CARTE BLANCHE A ETIENNE GRANDCHAMPS, BOUQUINISTE
Je suis bouquiniste. Comme il m'est professionnellement recommandé d'en connaître un minimum sur tout, je parcours les premières lignes des bouquins que je suis amené à exposer dans mes vitrines et parfois - ce qui veut dire que cela ne m'arrive presque jamais - à vendre. En général, je me contente de lire les tables des matières en diagonale et de visionner distraitement les illus. Souvent rien que les illus...
Pour le reste, ma féconde imagination nourrit avec pittoresque le baratin du commerçant que je suis. S'il m'arrive de visiter les vestibules de livres aussi bizarres que des traités d'algèbre ou des traductions de grec ancien (je ne lis que les traductions), j'évite en général les ouvrages de politique.En cela, je ne dois pas, je pense, déroger à la norme de la plupart de mes contemporains, lassés par ce que la majorité des gens pensent de leurs politiciens, des chamailleurs lointains et bien portants dans des aréopages luxueux.
Ainsi, j'ai appris par le télétexte de la RTBF qu'un "SYNDICALISTE DE GAUCHE" - c'est un pléonasme majuscule- allait être lynché par ses pairs parce qu'il avait commis le sacrilège impardonnable de s'entretenir amicalement avec un ENNEMI JURE DE DROITE ! Je me suis alors souvenu d'une plaquette de 50 pages intitulée "LES LECONS D'UNE EMEUTE" , écrite en 1932 par un monsieur Jean BODART, député social-chrétien carolo pur jus. Il n'était pas dans mes intentions de la lire jusqu'au bout, ne souhaitant pas gaspiller le temps précieux que je souhaitais consacrer à la lecture d'un roman rigolo de Jonas Jonasson, auteur suédois apolitique.
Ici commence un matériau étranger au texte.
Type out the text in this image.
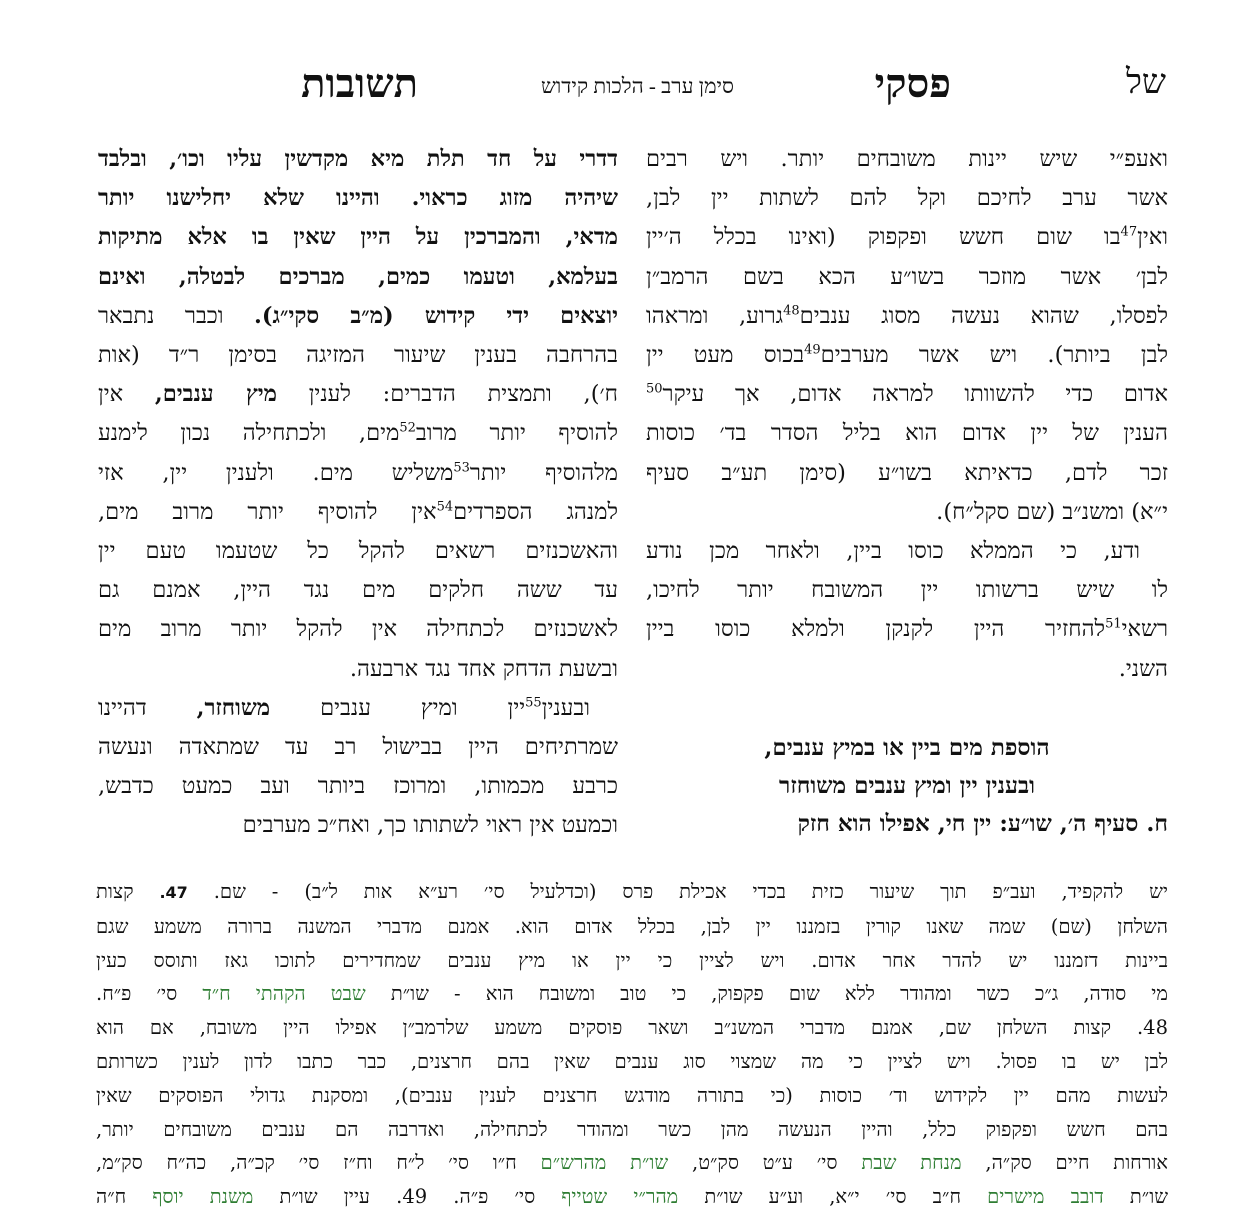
של
פסקי
סימן ערב - הלכות קידוש
תשובות
ואעפ״י שיש יינות משובחים יותר. ויש רבים
אשר ערב לחיכם וקל להם לשתות יין לבן,
ואין$^{47}$בו שום חשש ופקפוק (ואינו בכלל ה׳יין
לבן׳ אשר מוזכר בשו״ע הכא בשם הרמב״ן
לפסלו, שהוא נעשה מסוג ענבים$^{48}$גרוע, ומראהו
לבן ביותר). ויש אשר מערבים$^{49}$בכוס מעט יין
אדום כדי להשוותו למראה אדום, אך עיקר$^{50}$
הענין של יין אדום הוא בליל הסדר בד׳ כוסות
זכר לדם, כדאיתא בשו״ע (סימן תע״ב סעיף
י״א) ומשנ״ב (שם סקל״ח).
ודע, כי הממלא כוסו ביין, ולאחר מכן נודע
לו שיש ברשותו יין המשובח יותר לחיכו,
רשאי$^{51}$להחזיר היין לקנקן ולמלא כוסו ביין
השני.
הוספת מים ביין או במיץ ענבים,
ובענין יין ומיץ ענבים משוחזר
ח. סעיף ה׳, שו״ע: יין חי, אפילו הוא חזק
דדרי על חד תלת מיא מקדשין עליו וכו׳, ובלבד
שיהיה מזוג כראוי. והיינו שלא יחלישנו יותר
מדאי, והמברכין על היין שאין בו אלא מתיקות
בעלמא, וטעמו כמים, מברכים לבטלה, ואינם
יוצאים ידי קידוש (מ״ב סקי״ג). וכבר נתבאר
בהרחבה בענין שיעור המזיגה בסימן ר״ד (אות
ח׳), ותמצית הדברים: לענין מיץ ענבים, אין
להוסיף יותר מרוב$^{52}$מים, ולכתחילה נכון לימנע
מלהוסיף יותר$^{53}$משליש מים. ולענין יין, אזי
למנהג הספרדים$^{54}$אין להוסיף יותר מרוב מים,
והאשכנזים רשאים להקל כל שטעמו טעם יין
עד ששה חלקים מים נגד היין, אמנם גם
לאשכנזים לכתחילה אין להקל יותר מרוב מים
ובשעת הדחק אחד נגד ארבעה.
ובענין$^{55}$יין ומיץ ענבים משוחזר, דהיינו
שמרתיחים היין בבישול רב עד שמתאדה ונעשה
כרבע מכמותו, ומרוכז ביותר ועב כמעט כדבש,
וכמעט אין ראוי לשתותו כך, ואח״כ מערבים
יש להקפיד, ועב״פ תוך שיעור כזית בכדי אכילת פרס (וכדלעיל סי׳ רע״א אות ל״ב) - שם. 47. קצות
השלחן (שם) שמה שאנו קורין בזמננו יין לבן, בכלל אדום הוא. אמנם מדברי המשנה ברורה משמע שגם
ביינות דזמננו יש להדר אחר אדום. ויש לציין כי יין או מיץ ענבים שמחדירים לתוכו גאז ותוסס כעין
מי סודה, ג״כ כשר ומהודר ללא שום פקפוק, כי טוב ומשובח הוא - שו״ת שבט הקהתי ח״ד סי׳ פ״ח.
48. קצות השלחן שם, אמנם מדברי המשנ״ב ושאר פוסקים משמע שלרמב״ן אפילו היין משובח, אם הוא
לבן יש בו פסול. ויש לציין כי מה שמצוי סוג ענבים שאין בהם חרצנים, כבר כתבו לדון לענין כשרותם
לעשות מהם יין לקידוש וד׳ כוסות (כי בתורה מודגש חרצנים לענין ענבים), ומסקנת גדולי הפוסקים שאין
בהם חשש ופקפוק כלל, והיין הנעשה מהן כשר ומהודר לכתחילה, ואדרבה הם ענבים משובחים יותר,
אורחות חיים סק״ה, מנחת שבת סי׳ ע״ט סק״ט, שו״ת מהרש״ם ח״ו סי׳ ל״ח וח״ז סי׳ קכ״ה, כה״ח סק״מ,
שו״ת דובב מישרים ח״ב סי׳ י״א, וע״ע שו״ת מהר״י שטייף סי׳ פ״ה. 49. עיין שו״ת משנת יוסף ח״ה
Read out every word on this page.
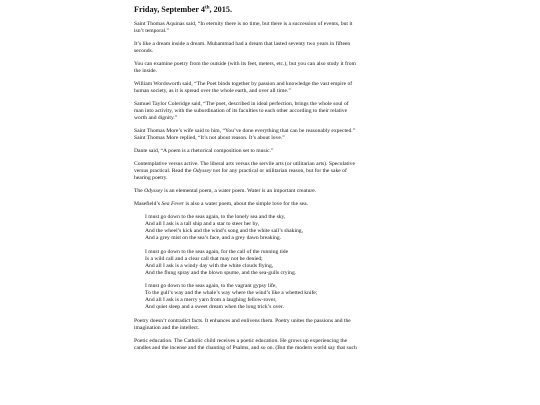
Friday, September 4th, 2015.
Saint Thomas Aquinas said, “In eternity there is no time, but there is a succession of events, but it
isn’t temporal.”
It’s like a dream inside a dream. Muhammad had a dream that lasted seventy two years in fifteen
seconds.
You can examine poetry from the outside (with its feet, meters, etc.), but you can also study it from
the inside.
William Wordsworth said, “The Poet binds together by passion and knowledge the vast empire of
human society, as it is spread over the whole earth, and over all time.”
Samuel Taylor Coleridge said, “The poet, described in ideal perfection, brings the whole soul of
man into activity, with the subordination of its faculties to each other according to their relative
worth and dignity.”
Saint Thomas More’s wife said to him, “You’ve done everything that can be reasonably expected.”
Saint Thomas More replied, “It’s not about reason. It’s about love.”
Dante said, “A poem is a rhetorical composition set to music.”
Contemplative versus active. The liberal arts versus the servile arts (or utilitarian arts). Speculative
versus practical. Read the Odyssey not for any practical or utilitarian reason, but for the sake of
hearing poetry.
The Odyssey is an elemental poem, a water poem. Water is an important creature.
Masefield’s Sea Fever is also a water poem, about the simple love for the sea.
I must go down to the seas again, to the lonely sea and the sky,
And all I ask is a tall ship and a star to steer her by,
And the wheel’s kick and the wind’s song and the white sail’s shaking,
And a grey mist on the sea’s face, and a grey dawn breaking.
I must go down to the seas again, for the call of the running tide
Is a wild call and a clear call that may not be denied;
And all I ask is a windy day with the white clouds flying,
And the flung spray and the blown spume, and the sea-gulls crying.
I must go down to the seas again, to the vagrant gypsy life,
To the gull’s way and the whale’s way where the wind’s like a whetted knife;
And all I ask is a merry yarn from a laughing fellow-rover,
And quiet sleep and a sweet dream when the long trick’s over.
Poetry doesn’t contradict facts. It enhances and enlivens them. Poetry unites the passions and the
imagination and the intellect.
Poetic education. The Catholic child receives a poetic education. He grows up experiencing the
candles and the incense and the chanting of Psalms, and so on. (But the modern world say that such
Cela m'intéressait juste comme carolo de savoir ce qui s'était passé dans les rues de ma ville lors des grandes grèves ouvrières de 1932.
Quelle était cette fameuse leçon ? Les dix premières pages de l'article de Mr Bodart allaient me suffire, pensais-je. Elles décrivaient l'embrasement, les piquets de grève, les pillages des meutes ouvrières, les charges de cavalerie dans la rue Charles II, les arrestations, le désarroi, les morts, les craintes des riches bruxellois face à la jacquerie carolorégienne, etc .
Pour mémoire, la grande crise boursière de 1929 avait déstabilisé l'économie mondiale, évaporé quelques coupons dans les portefeuilles boursiers des capitalistes, exacerbé les rapports bien plus conflictuels à l'époque que de nos jours entre les patrons et leurs ouvriers. Les uns étaient moins riches d'un chouya, les autres mouraient de faim. On va toucher au prix du pain comme en 1789 ! Vive la Révolution ! Osez Affamer les enfants d'un ouvrier, son épouse vous arrachera les yeux ! Quand les gros maigrissent les maigres meurent ! Etc, tels étaient les slogans repris sur les tracts de la grève. Personne n'avait considéré à sa juste mesure la détresse et le sentiment d'abandon des masses laborieuses. Plus grave, les ouvriers se sentaient trahis par leurs propres délégués syndicaux, chrétiens et socialistes, ceux-là mêmes à qui ils avaient confié la mission sacrée de les défendre à Bruxelles, et qui, pensaient-ils, manoeuvraient en coulisse et en cochons de traîtres pour que la casse soit amortie au détriment des petites paies.